Ёсико так понравилась генералу, что он решил ее неофициально удочерить. Это произошло в 1934-м, примерно в одно время с инаугурацией императора Пу И. Обряды в сознании маньчжуров занимают особое место. Большое значение придается семейным ритуалам. Поэтому быть принятым в маньчжурскую семью считается большой честью. Для меня же оказалось великой честью быть приглашенным на такую церемонию в резиденции генерала Ли.
Преклонив колени у табличек с именами предков генерала Ли, Ёсико получила свое китайское имя Ли Сянлань — или, по-японски, Ри Коран — и была официально принята в ее вторую семью. На церемонии присутствовали ее родители и генерал Ли с супругой и пятью наложницами, одетыми в роскошные маньчжурские халаты. Девочка отлично справилась с возложенной задачей.
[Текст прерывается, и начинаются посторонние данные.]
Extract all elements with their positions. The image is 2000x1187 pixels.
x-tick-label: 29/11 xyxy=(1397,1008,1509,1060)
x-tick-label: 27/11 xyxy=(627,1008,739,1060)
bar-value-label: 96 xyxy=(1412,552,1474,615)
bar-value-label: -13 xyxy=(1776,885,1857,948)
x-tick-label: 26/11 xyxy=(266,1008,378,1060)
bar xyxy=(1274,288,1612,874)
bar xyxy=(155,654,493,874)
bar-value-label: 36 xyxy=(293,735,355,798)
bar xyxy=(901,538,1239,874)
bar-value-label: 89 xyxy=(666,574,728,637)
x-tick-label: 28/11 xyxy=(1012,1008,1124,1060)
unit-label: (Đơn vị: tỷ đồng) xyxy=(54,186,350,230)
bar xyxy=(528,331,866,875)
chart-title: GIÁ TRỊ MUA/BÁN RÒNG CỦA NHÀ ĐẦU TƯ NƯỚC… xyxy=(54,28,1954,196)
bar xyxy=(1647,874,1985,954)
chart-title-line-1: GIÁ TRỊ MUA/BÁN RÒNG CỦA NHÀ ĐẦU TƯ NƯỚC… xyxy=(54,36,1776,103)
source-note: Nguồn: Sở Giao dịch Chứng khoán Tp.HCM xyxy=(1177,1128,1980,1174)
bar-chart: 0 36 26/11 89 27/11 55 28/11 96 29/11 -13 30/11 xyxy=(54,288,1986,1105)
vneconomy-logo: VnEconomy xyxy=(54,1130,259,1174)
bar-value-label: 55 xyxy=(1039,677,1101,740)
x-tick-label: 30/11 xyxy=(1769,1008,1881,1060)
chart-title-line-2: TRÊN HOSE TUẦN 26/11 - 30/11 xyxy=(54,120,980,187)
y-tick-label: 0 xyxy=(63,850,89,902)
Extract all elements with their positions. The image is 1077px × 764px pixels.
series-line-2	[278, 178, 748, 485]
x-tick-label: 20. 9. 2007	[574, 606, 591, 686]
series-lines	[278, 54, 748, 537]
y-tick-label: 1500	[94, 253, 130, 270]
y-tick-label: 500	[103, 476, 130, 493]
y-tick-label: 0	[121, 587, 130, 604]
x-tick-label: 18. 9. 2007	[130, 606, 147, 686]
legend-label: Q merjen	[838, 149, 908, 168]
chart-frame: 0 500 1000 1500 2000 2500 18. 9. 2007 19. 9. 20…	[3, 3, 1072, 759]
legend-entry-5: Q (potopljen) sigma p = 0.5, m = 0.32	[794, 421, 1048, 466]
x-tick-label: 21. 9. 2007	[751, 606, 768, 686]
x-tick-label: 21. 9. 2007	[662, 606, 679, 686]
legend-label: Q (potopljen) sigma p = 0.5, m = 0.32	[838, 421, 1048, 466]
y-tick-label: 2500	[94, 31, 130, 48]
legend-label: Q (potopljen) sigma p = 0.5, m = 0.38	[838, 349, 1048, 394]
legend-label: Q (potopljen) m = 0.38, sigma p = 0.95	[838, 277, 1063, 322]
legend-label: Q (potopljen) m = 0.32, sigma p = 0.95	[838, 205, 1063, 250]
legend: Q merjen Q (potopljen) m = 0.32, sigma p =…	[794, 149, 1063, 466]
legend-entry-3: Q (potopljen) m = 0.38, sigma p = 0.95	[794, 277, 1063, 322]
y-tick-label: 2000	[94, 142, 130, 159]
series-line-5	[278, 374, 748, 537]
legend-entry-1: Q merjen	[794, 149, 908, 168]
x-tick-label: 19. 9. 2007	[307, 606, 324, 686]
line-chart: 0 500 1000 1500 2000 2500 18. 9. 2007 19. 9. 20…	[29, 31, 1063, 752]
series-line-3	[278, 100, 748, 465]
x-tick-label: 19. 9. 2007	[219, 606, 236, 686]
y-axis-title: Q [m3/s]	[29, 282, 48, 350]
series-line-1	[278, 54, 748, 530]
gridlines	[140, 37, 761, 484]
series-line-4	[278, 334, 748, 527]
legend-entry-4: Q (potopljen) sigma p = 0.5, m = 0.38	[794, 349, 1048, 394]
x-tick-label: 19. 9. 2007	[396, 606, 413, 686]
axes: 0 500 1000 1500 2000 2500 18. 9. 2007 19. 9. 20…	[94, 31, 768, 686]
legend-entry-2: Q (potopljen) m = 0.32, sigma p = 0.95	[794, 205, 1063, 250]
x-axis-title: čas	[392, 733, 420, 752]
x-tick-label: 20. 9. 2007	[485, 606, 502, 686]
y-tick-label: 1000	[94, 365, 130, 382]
Сначала поклонилась своему маньчжурскому отцу, потом табличкам с именами предков и на прекрасном китайском языке поблагодарила генерала за оказанную ей честь носить его имя. Потом последовал банкет, на котором присутствовали все домочадцы, включая наложниц генерала, которые мило хихикали, прикрываясь веерами из слоновой кости. Меня мучало искушение закрепить недолгое знакомство с одной или двумя, но я передумал — столь запретных плодов лучше было не касаться. Было подано не менее ста блюд, включая (поскольку дело было зимой) божественную похлебку из собачатины — один из самых знаменитых деликатесов маньчжурской кухни.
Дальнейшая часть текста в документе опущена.